The Morin farm is in the town of Holland within the Stearns Brook watershed. Stearns Brook flows northeasterly and is listed on the VT Dept of Environmental Conservation 2016 stressed waters list for agricultural and gravel road runoff and morphological instability. Stearns Brook drains to Quebec’s Lake Massawippi which has elevated levels of phosphorus.
The coordination efforts of Orleans County Natural Resources Conservation District (NRCD) and other partners focused efforts have improved water quality conditions by implementing best management practices throughout the watershed.
Elevated levels of phosphorus in the unnamed waterway that runs through the Morin farm were discovered by the Orleans County Conservation District through the LaRosa Volunteer Water Quality Monitoring program. Samples were collected 8 times per year including 2 rain events in 2017, 2018 and 2019 at two locations, above and below the farm.
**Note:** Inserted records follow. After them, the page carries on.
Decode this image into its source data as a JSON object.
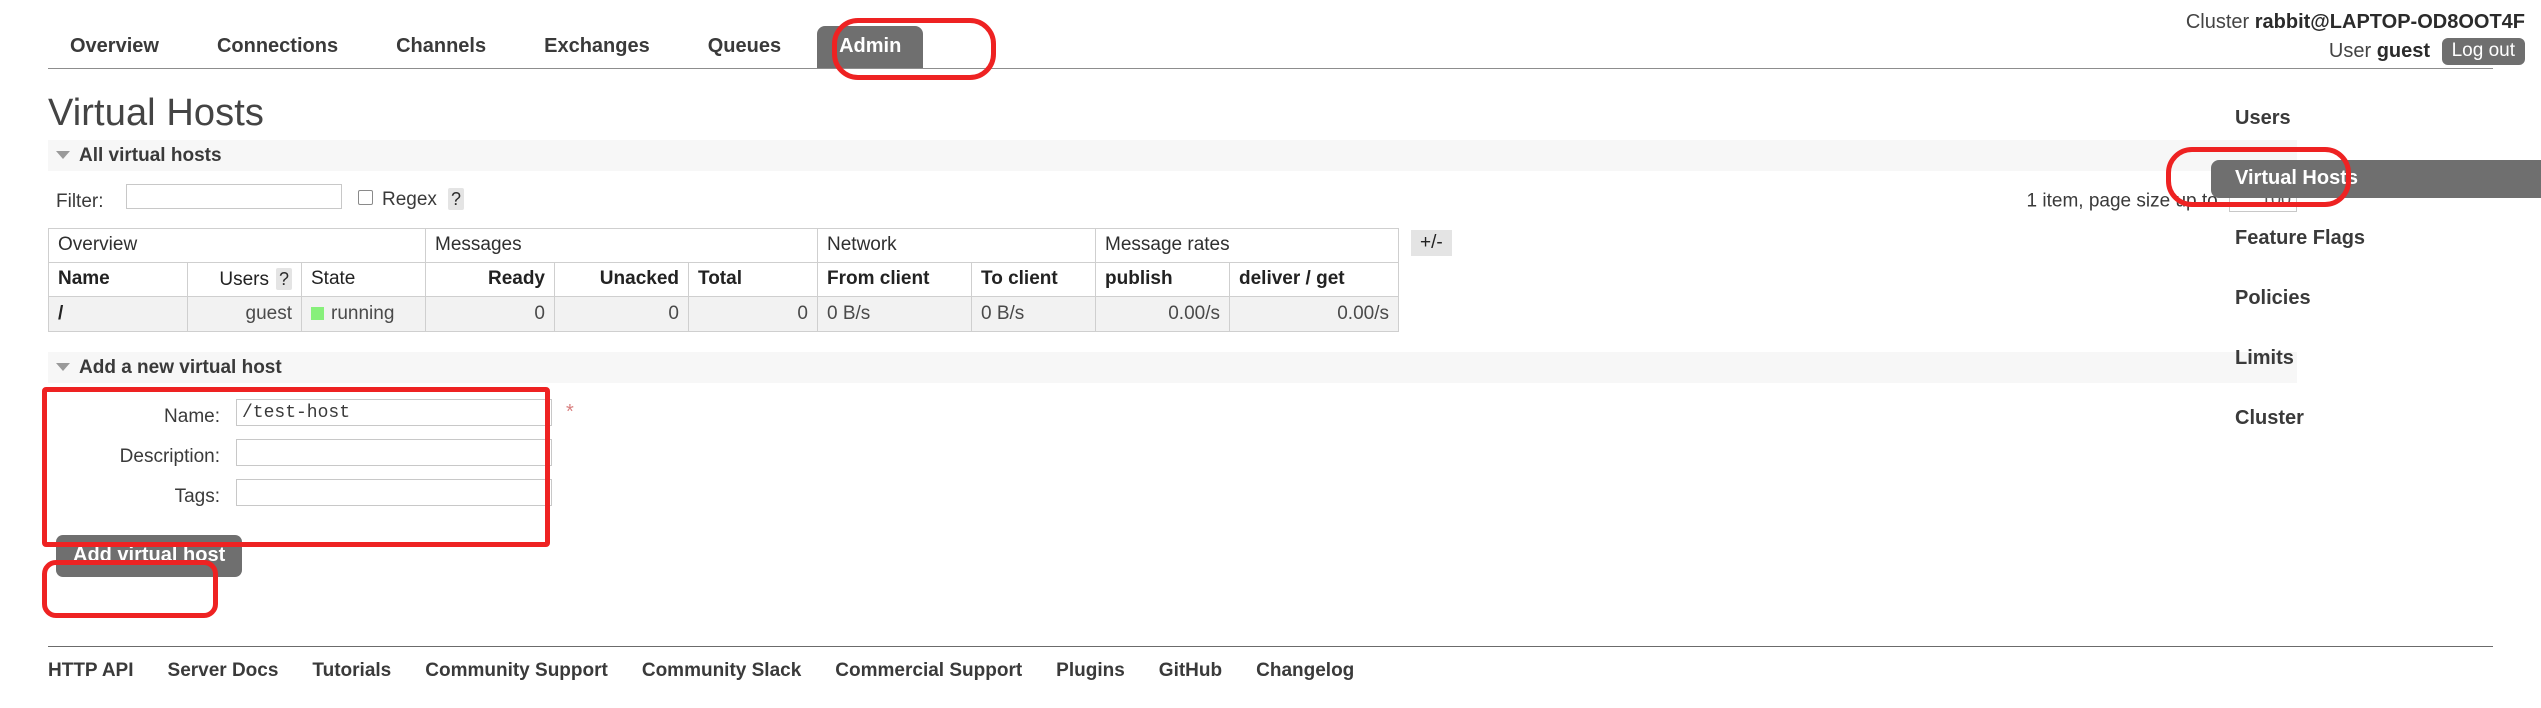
{
  "header": {
    "cluster_prefix": "Cluster",
    "cluster_name": "rabbit@LAPTOP-OD8OOT4F",
    "user_prefix": "User",
    "user_name": "guest",
    "logout_label": "Log out"
  },
  "nav": {
    "items": [
      {
        "label": "Overview",
        "selected": false
      },
      {
        "label": "Connections",
        "selected": false
      },
      {
        "label": "Channels",
        "selected": false
      },
      {
        "label": "Exchanges",
        "selected": false
      },
      {
        "label": "Queues",
        "selected": false
      },
      {
        "label": "Admin",
        "selected": true
      }
    ]
  },
  "page": {
    "title": "Virtual Hosts"
  },
  "all_virtual_hosts": {
    "section_title": "All virtual hosts",
    "filter_label": "Filter:",
    "filter_value": "",
    "filter_placeholder": "",
    "regex_label": "Regex",
    "regex_checked": false,
    "regex_help": "?",
    "paging_text": "1 item, page size up to",
    "page_size": "100",
    "plus_minus_label": "+/-",
    "group_headers": [
      "Overview",
      "Messages",
      "Network",
      "Message rates"
    ],
    "columns": [
      {
        "label": "Name",
        "bold": true,
        "align": "l"
      },
      {
        "label": "Users",
        "bold": false,
        "align": "r",
        "help": "?"
      },
      {
        "label": "State",
        "bold": false,
        "align": "l"
      },
      {
        "label": "Ready",
        "bold": true,
        "align": "r"
      },
      {
        "label": "Unacked",
        "bold": true,
        "align": "r"
      },
      {
        "label": "Total",
        "bold": true,
        "align": "l"
      },
      {
        "label": "From client",
        "bold": true,
        "align": "l"
      },
      {
        "label": "To client",
        "bold": true,
        "align": "l"
      },
      {
        "label": "publish",
        "bold": true,
        "align": "l"
      },
      {
        "label": "deliver / get",
        "bold": true,
        "align": "l"
      }
    ],
    "rows": [
      {
        "name": "/",
        "users": "guest",
        "state": "running",
        "state_color": "#87f07b",
        "ready": "0",
        "unacked": "0",
        "total": "0",
        "from_client": "0 B/s",
        "to_client": "0 B/s",
        "publish": "0.00/s",
        "deliver_get": "0.00/s"
      }
    ]
  },
  "add_form": {
    "section_title": "Add a new virtual host",
    "name_label": "Name:",
    "name_value": "/test-host",
    "required_marker": "*",
    "description_label": "Description:",
    "description_value": "",
    "tags_label": "Tags:",
    "tags_value": "",
    "submit_label": "Add virtual host"
  },
  "sidebar": {
    "items": [
      {
        "label": "Users",
        "selected": false
      },
      {
        "label": "Virtual Hosts",
        "selected": true
      },
      {
        "label": "Feature Flags",
        "selected": false
      },
      {
        "label": "Policies",
        "selected": false
      },
      {
        "label": "Limits",
        "selected": false
      },
      {
        "label": "Cluster",
        "selected": false
      }
    ]
  },
  "footer": {
    "links": [
      "HTTP API",
      "Server Docs",
      "Tutorials",
      "Community Support",
      "Community Slack",
      "Commercial Support",
      "Plugins",
      "GitHub",
      "Changelog"
    ]
  },
  "annotations": {
    "color": "#ee2222",
    "targets": [
      "admin-tab",
      "sidebar-virtual-hosts",
      "add-virtual-host-form",
      "add-virtual-host-button"
    ]
  }
}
Andre Morin bought his 116-acre home farm from his parents in 1992, who had purchased it in 1984. In 2016, he started working with the Vermont Land Trust and the Vermont Housing & Conservation Board to place a permanent conservation easement on his farm.
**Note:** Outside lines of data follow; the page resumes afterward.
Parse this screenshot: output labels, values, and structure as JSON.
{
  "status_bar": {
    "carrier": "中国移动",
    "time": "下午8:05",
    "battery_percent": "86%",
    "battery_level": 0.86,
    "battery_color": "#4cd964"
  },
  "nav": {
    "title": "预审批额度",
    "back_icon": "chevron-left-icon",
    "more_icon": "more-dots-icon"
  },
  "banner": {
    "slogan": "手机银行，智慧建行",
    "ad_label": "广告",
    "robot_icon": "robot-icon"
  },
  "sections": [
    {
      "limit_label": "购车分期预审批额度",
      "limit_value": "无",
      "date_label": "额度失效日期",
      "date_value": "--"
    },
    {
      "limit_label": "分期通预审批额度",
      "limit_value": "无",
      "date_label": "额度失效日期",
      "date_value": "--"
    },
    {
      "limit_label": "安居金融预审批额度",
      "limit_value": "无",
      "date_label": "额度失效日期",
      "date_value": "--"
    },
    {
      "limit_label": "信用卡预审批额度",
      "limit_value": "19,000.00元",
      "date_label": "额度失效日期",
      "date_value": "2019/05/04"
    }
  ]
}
In 2016, Andre also voluntarily agreed to participate in the Orleans County Conservation District’s monitoring program to determine the effectiveness of BMPs as they were implemented. As part of this cooperative monitoring effort, elevated levels of phosphorus in the unnamed waterway that runs through the Morin farm were discovered by the OCNRCD through the VT DEC LaRosa Volunteer Water Quality Monitoring program.
In 2019, with funding from the VT Agency of Agriculture, Food and Markets’ BMP program, Andre completed a new barn yard project for a heavy use area adjacent to the waterway running through the farm. He also installed exclusion fencing, alternative watering, stream crossings and laneway projects with funding from the OCNRCD USDA Regional Conservation Partnership Program to bring the farm into compliance with the RAPs.
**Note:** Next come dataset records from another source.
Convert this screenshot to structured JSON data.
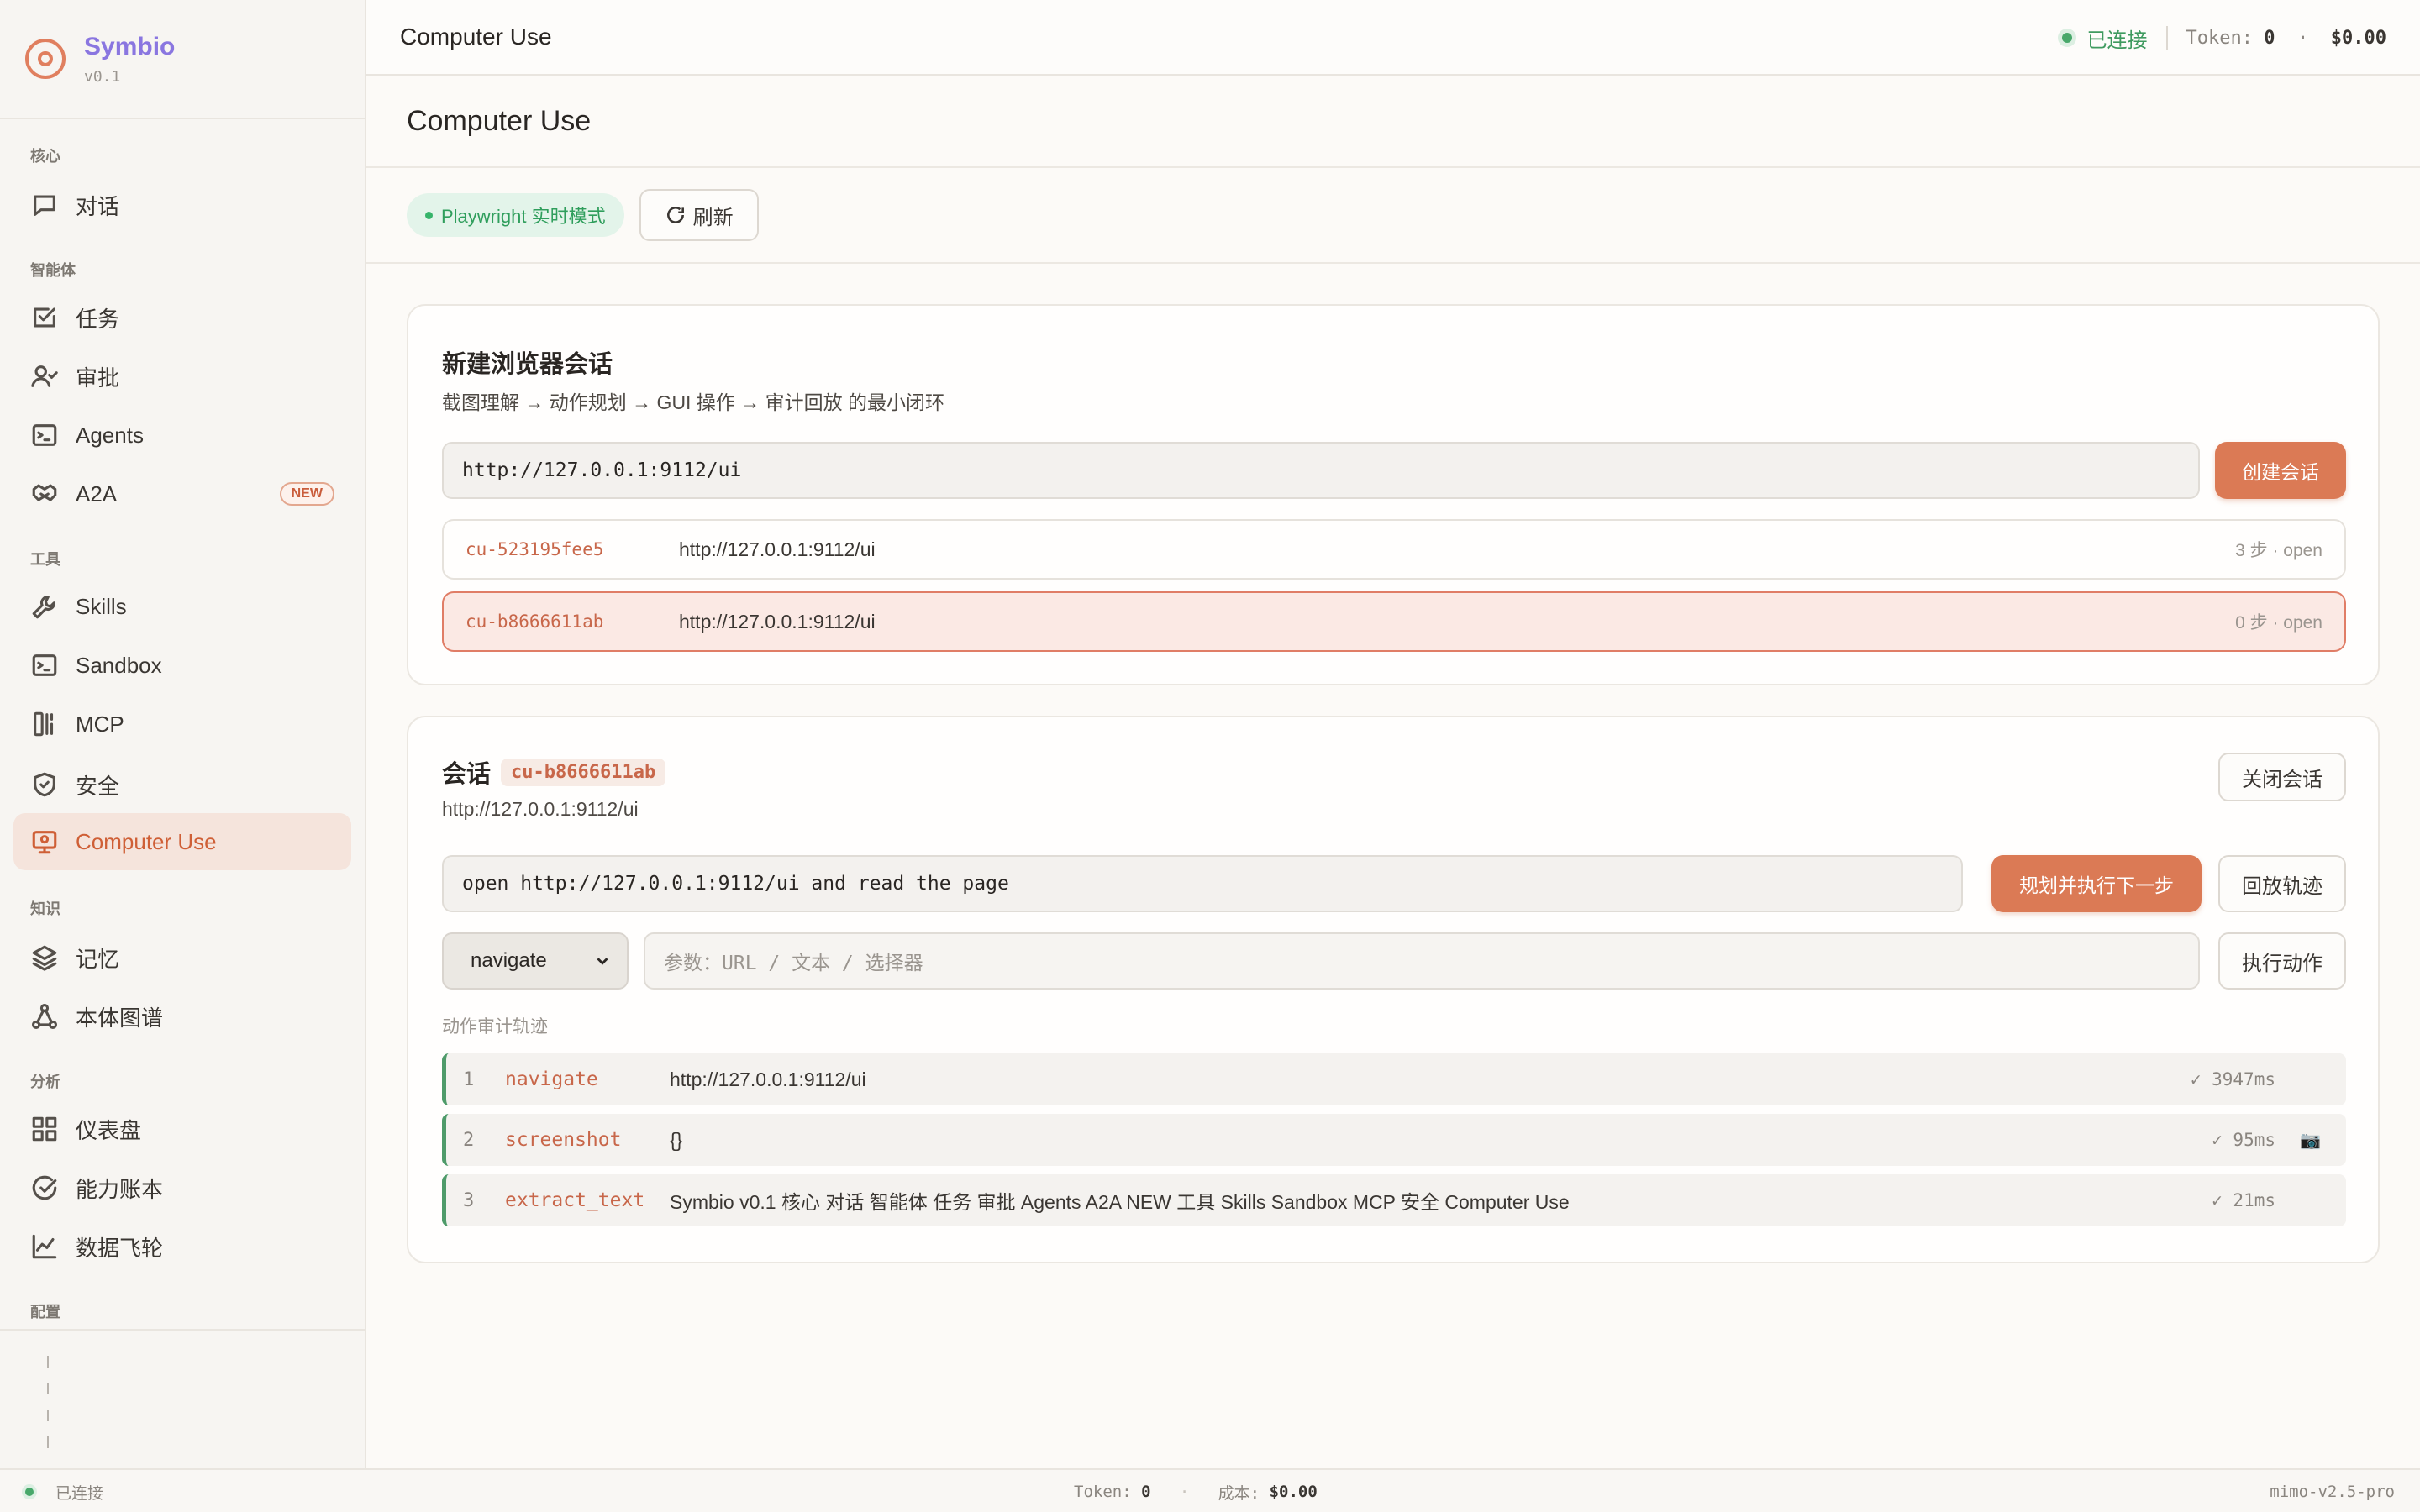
{
  "app": {
    "name": "Symbio",
    "version": "v0.1"
  },
  "sidebar": {
    "sections": {
      "core": "核心",
      "agent": "智能体",
      "tools": "工具",
      "knowledge": "知识",
      "analytics": "分析",
      "config": "配置"
    },
    "items": {
      "chat": "对话",
      "tasks": "任务",
      "approval": "审批",
      "agents": "Agents",
      "a2a": "A2A",
      "skills": "Skills",
      "sandbox": "Sandbox",
      "mcp": "MCP",
      "security": "安全",
      "computer_use": "Computer Use",
      "memory": "记忆",
      "ontology": "本体图谱",
      "dashboard": "仪表盘",
      "capability": "能力账本",
      "flywheel": "数据飞轮"
    },
    "new_badge": "NEW"
  },
  "topbar": {
    "title": "Computer Use",
    "status": "已连接",
    "token_label": "Token:",
    "token_value": "0",
    "cost_sep": "·",
    "cost": "$0.00"
  },
  "page": {
    "title": "Computer Use",
    "mode_pill": "Playwright 实时模式",
    "refresh": "刷新"
  },
  "new_session": {
    "title": "新建浏览器会话",
    "subtitle": "截图理解 → 动作规划 → GUI 操作 → 审计回放 的最小闭环",
    "url_value": "http://127.0.0.1:9112/ui",
    "create_button": "创建会话",
    "sessions": [
      {
        "id": "cu-523195fee5",
        "url": "http://127.0.0.1:9112/ui",
        "meta": "3 步 · open"
      },
      {
        "id": "cu-b8666611ab",
        "url": "http://127.0.0.1:9112/ui",
        "meta": "0 步 · open"
      }
    ]
  },
  "session": {
    "title": "会话",
    "id": "cu-b8666611ab",
    "url": "http://127.0.0.1:9112/ui",
    "close_button": "关闭会话",
    "instruction_value": "open http://127.0.0.1:9112/ui and read the page",
    "plan_button": "规划并执行下一步",
    "replay_button": "回放轨迹",
    "action_select": "navigate",
    "param_placeholder": "参数：URL / 文本 / 选择器",
    "execute_button": "执行动作",
    "audit_label": "动作审计轨迹",
    "audit": [
      {
        "n": "1",
        "action": "navigate",
        "detail": "http://127.0.0.1:9112/ui",
        "meta": "✓ 3947ms",
        "cam": ""
      },
      {
        "n": "2",
        "action": "screenshot",
        "detail": "{}",
        "meta": "✓ 95ms",
        "cam": "📷"
      },
      {
        "n": "3",
        "action": "extract_text",
        "detail": "Symbio v0.1 核心 对话 智能体 任务 审批 Agents A2A NEW 工具 Skills Sandbox MCP 安全 Computer Use",
        "meta": "✓ 21ms",
        "cam": ""
      }
    ]
  },
  "footer": {
    "status": "已连接",
    "token_label": "Token:",
    "token_value": "0",
    "sep": "·",
    "cost_label": "成本:",
    "cost_value": "$0.00",
    "model": "mimo-v2.5-pro"
  }
}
The installation of these BMPs in summer of 2019 appears to have dramatically reduced the phosphorus loading from the farmstead and pasture areas. Analysis suggests that there was an 85% reduction in phosphorus levels. Andre sold his cows in the winter of 2020 because of his personal health limitations but his brother John will continue to use the facilities, pastures and crop fields.
WATER QUALITY RESULTS:
Total phosphorus concentrations were considerably higher on average at the lower than the upper site in 2017 and 2018. This tended to increase in August through October where on average the lower site was 36 times as high as the above site in 2017 and 2018.
The installation of BMPs in 2019 appears to have dramatically reduced the phosphorus loading from the farmstead and pasture areas. After this work was completed the increase in total phosphorus from the upper to the lower sites dropped to 6 times higher.
Analysis suggests that this was a real improvement in phosphorus levels in the fall, with over a 99% chance of significant improvement. It is unusual to be able to document such a dramatic improvement with only one season of data. The box plot graph below shows the percent increase in phosphorus concentration during the fall season from above to below the farm in 2017-2018 and 2019 showing dramatic improvement after BMP’s were installed in July of 2019.
REQUEST FOR ACTION:
Andre believes that farm conservation work that helps water quality “is good because everybody uses rivers and lakes and if we don’t keep them clean then we will all pay the price. When one farm here and another farm there does a project like this it adds up to have a bigger effect and I am proud to be a part of that work”. Andre said he would suggest to other farmers doing this work because “Working with the staff was real good, everyone listened to my suggestion and their openness was a big help. If you have time to work on the project, they will help you do it!”